Wednesday April 20th, 2011. Millions of Playstation players would come home from either school or work to find out they can’t use any online service on their Playstation 3 due to an outage. Every attempt to try to connect online would end with a “undergoing maintenance” message. This outage would last for 24 days leaving 77 million PSN accounts unable to access any online services on their Playstation 3 or Playstation Portable devices.
Fortunately, if you had your games already downloaded or a physical copy, you were still able to play them offline until services started to come back online Saturday May 14th, 2011. Nearly 14 years later on Friday, February 7th, 2025, Playstation would have another outage across Playstation 3, Playstation Vita, Playstation 4, and Playstation 5 devices leaving 123 million PSN accounts unable to connect to any online service through PSN. This outage didn’t last as long as the one from 2011 (nearly 24 hours), but the effects of this one shows how devastating this could’ve been if it lasted longer.
We live in a more digital age where everything needs an internet connection to function. Though the internet was very much a part of our society in 2011 it was nowhere near as essential as it is today. During the 2011 outage many people were still able to play games, watch movies, and listen to music as the ps3 online infrastructure wasn’t as strict as it is today, and most importantly physical media was still a big part of our mainstream culture.
Bluerays, DVDs, and CDs were still in use by the masses, and when the internet went down we were still able to access the content we spent our hard earned money on. But in the current day many of us don’t even have a way to use a physical disc with the rise of digital only consoles. This makes us more reliant on digital media, but with digital media needing to connect to a server in order to function, if that server goes down then you’re just out of luck, and everything you spent your money on is just inaccessible.
This just doesn’t apply to video games, movies, books, songs, and tv shows, all require an internet connection to function properly. We might usually have a constant internet connection but when it goes down problems start to arise. Sure you can download all of these things on your device’s local storage to access them, but many of us don’t want to do that. We all subscribed to a streaming service to have instant access to digital items without any hassle on our part. But when things go down on their end now we can’t access stuff that we are paying for, and even if you downloaded it you usually only have access to it for a certain amount of time offline before you need to connect their servers to renew the license.

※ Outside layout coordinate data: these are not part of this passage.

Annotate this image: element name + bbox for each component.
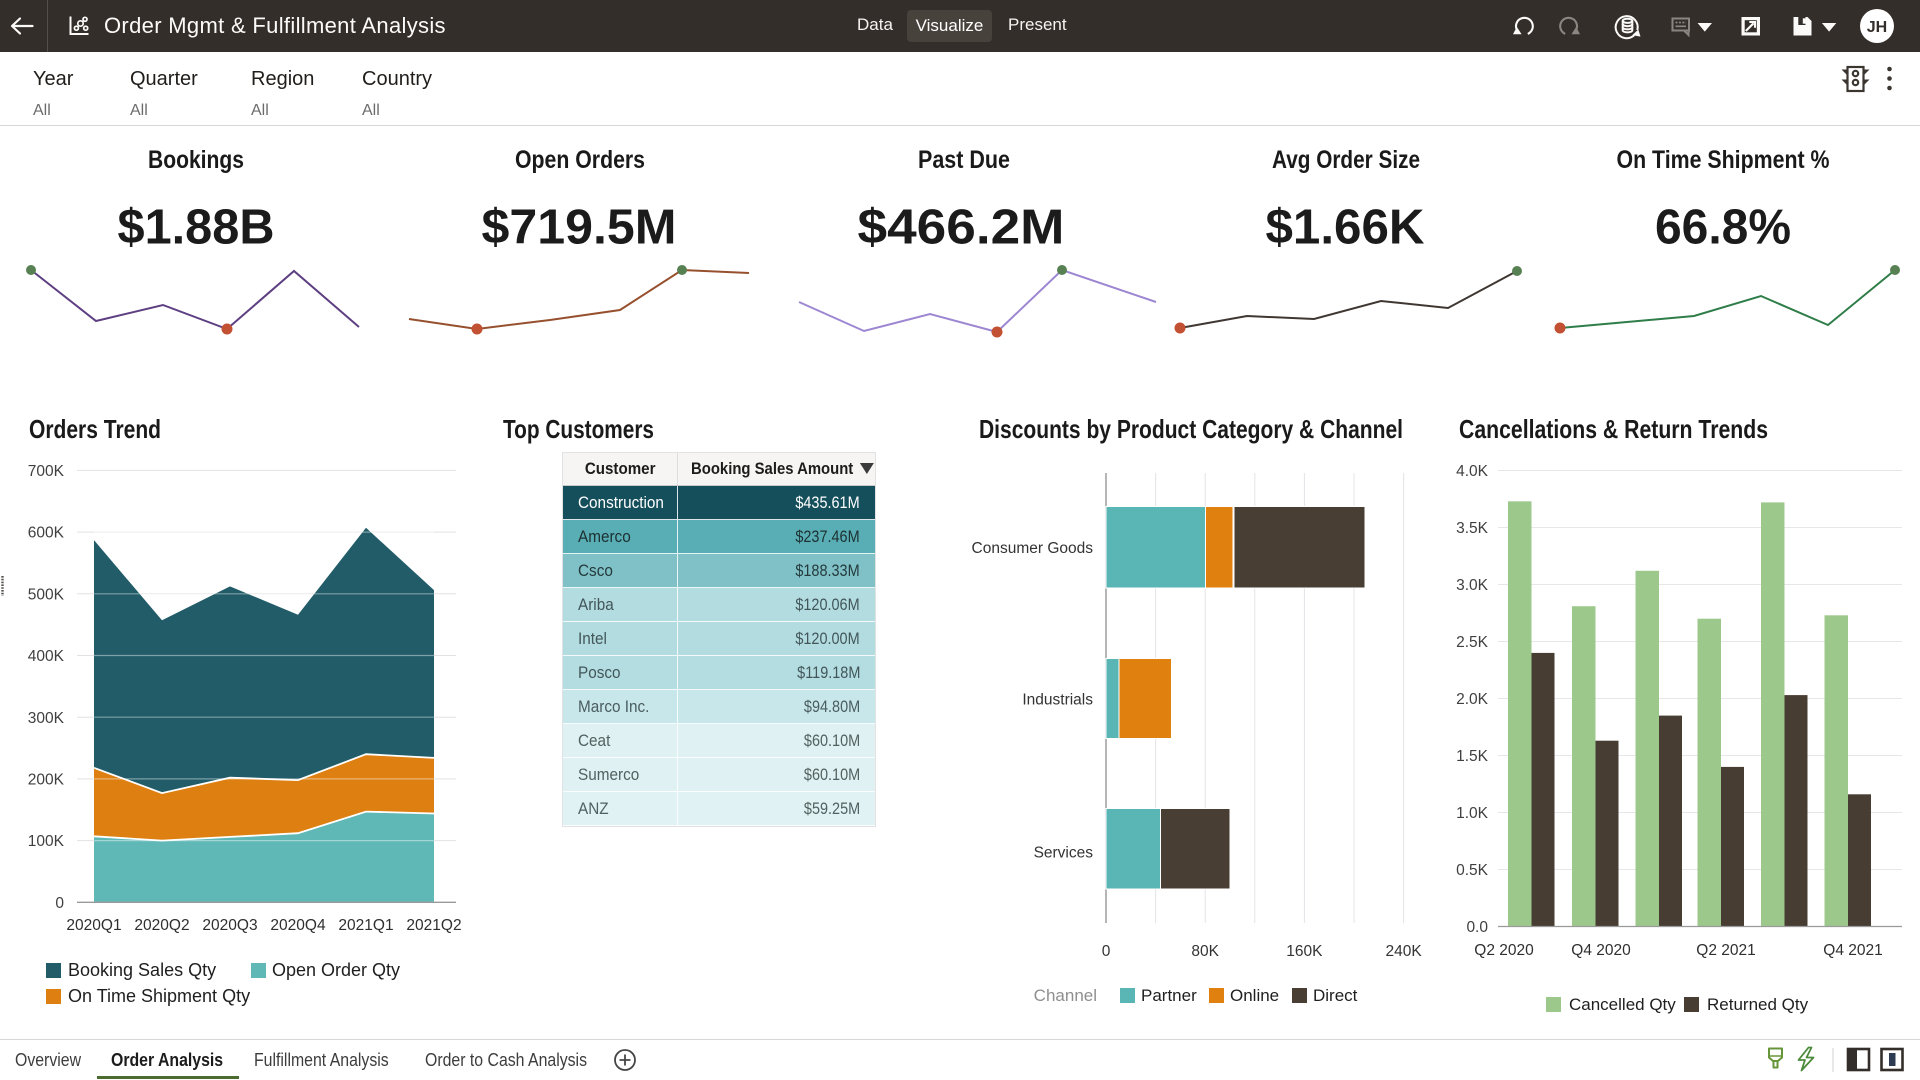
- svg-text:On Time Shipment %: On Time Shipment %: [1617, 146, 1830, 174]
- svg-text:2020Q1: 2020Q1: [66, 917, 121, 934]
- svg-text:300K: 300K: [28, 710, 65, 727]
- svg-text:Cancellations & Return Trends: Cancellations & Return Trends: [1459, 414, 1768, 444]
- svg-text:2.0K: 2.0K: [1456, 691, 1489, 708]
- svg-text:200K: 200K: [28, 772, 65, 789]
- svg-text:240K: 240K: [1385, 943, 1422, 960]
- svg-text:2020Q3: 2020Q3: [202, 917, 257, 934]
- svg-text:600K: 600K: [28, 525, 65, 542]
- svg-text:3.5K: 3.5K: [1456, 520, 1489, 537]
- svg-text:Open Orders: Open Orders: [515, 146, 645, 174]
- svg-text:Q2 2020: Q2 2020: [1474, 942, 1534, 959]
- svg-text:4.0K: 4.0K: [1456, 463, 1489, 480]
- svg-text:160K: 160K: [1286, 943, 1323, 960]
- svg-text:0: 0: [55, 895, 64, 912]
- svg-text:Services: Services: [1034, 845, 1094, 862]
- svg-text:$719.5M: $719.5M: [482, 201, 677, 255]
- svg-text:Open Order Qty: Open Order Qty: [272, 960, 400, 980]
- svg-text:On Time Shipment Qty: On Time Shipment Qty: [68, 986, 250, 1006]
- svg-text:Bookings: Bookings: [148, 146, 244, 174]
- svg-text:Partner: Partner: [1141, 986, 1197, 1005]
- svg-text:400K: 400K: [28, 648, 65, 665]
- svg-text:Booking Sales Qty: Booking Sales Qty: [68, 960, 216, 980]
- svg-text:Q4 2021: Q4 2021: [1823, 942, 1882, 959]
- svg-text:66.8%: 66.8%: [1655, 201, 1791, 255]
- svg-text:Consumer Goods: Consumer Goods: [972, 540, 1094, 557]
- svg-text:2021Q1: 2021Q1: [338, 917, 393, 934]
- svg-text:2020Q2: 2020Q2: [134, 917, 189, 934]
- svg-text:Orders Trend: Orders Trend: [29, 414, 161, 444]
- svg-text:Q2 2021: Q2 2021: [1696, 942, 1755, 959]
- svg-text:0: 0: [1102, 943, 1111, 960]
- svg-text:JH: JH: [1867, 19, 1887, 36]
- svg-text:0.5K: 0.5K: [1456, 862, 1489, 879]
- svg-text:Top Customers: Top Customers: [503, 414, 654, 444]
- svg-text:$466.2M: $466.2M: [858, 201, 1065, 255]
- svg-text:Cancelled Qty: Cancelled Qty: [1569, 995, 1676, 1014]
- svg-text:1.0K: 1.0K: [1456, 805, 1489, 822]
- svg-text:0.0: 0.0: [1466, 919, 1488, 936]
- svg-text:Q4 2020: Q4 2020: [1571, 942, 1631, 959]
- svg-text:1.5K: 1.5K: [1456, 748, 1489, 765]
- svg-text:Online: Online: [1230, 986, 1279, 1005]
- svg-text:80K: 80K: [1191, 943, 1219, 960]
- svg-text:700K: 700K: [28, 463, 65, 480]
- svg-text:Industrials: Industrials: [1022, 692, 1093, 709]
- svg-text:$1.66K: $1.66K: [1266, 201, 1425, 255]
- svg-text:2.5K: 2.5K: [1456, 634, 1489, 651]
- svg-text:Past Due: Past Due: [918, 146, 1010, 174]
- svg-text:Channel: Channel: [1034, 986, 1097, 1005]
- svg-text:2020Q4: 2020Q4: [270, 917, 326, 934]
- svg-text:Discounts by Product Category: Discounts by Product Category & Channel: [979, 414, 1403, 444]
- svg-text:Direct: Direct: [1313, 986, 1358, 1005]
- svg-text:100K: 100K: [28, 833, 65, 850]
- svg-text:2021Q2: 2021Q2: [406, 917, 461, 934]
- svg-text:3.0K: 3.0K: [1456, 577, 1489, 594]
- svg-text:Returned Qty: Returned Qty: [1707, 995, 1809, 1014]
- svg-text:500K: 500K: [28, 586, 65, 603]
- svg-text:$1.88B: $1.88B: [118, 201, 275, 255]
- svg-text:Avg Order Size: Avg Order Size: [1272, 146, 1420, 174]
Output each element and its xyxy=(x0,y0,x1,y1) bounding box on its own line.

When we pay for digital entertainment we aren’t paying for ownership, we are paying for a license, and licenses eventually expire and need to be renewed. This isn’t necessarily a bad thing. With this business model, companies can mitigate digital piracy of their products. Most digital products are coded in a way to not work if the license can’t be verified by their servers. Companies do this to prove that their products were obtained by legitimate means. This method works near perfectly, but it has one major flaw. If those servers go down, everything that we paid for no longer works.
Then there is physical media. Sure physical media may take up space and to some looks like an eyesore, but when you pay for it you have ownership of it. As long as your device and the disc work you can just use it regardless of an internet connection or not.
Unfortunately, our mega companies hate physical media and would rather you buy all of your media digitally. “Players should get used to not owning their games.” – Ubisoft’s director of subscriptions Philippe Tremblay.
With digital media, companies make more of a profit since they don’t have to manufacture discs, and they have more control over their customers. This business model is actively harming us consumers. Even worse than a server going down if a company goes under and you bought stuff with their service all of those goods are now gone. This is why physical media needs to stay, so we the consumers can keep the goods that we rightfully paid for.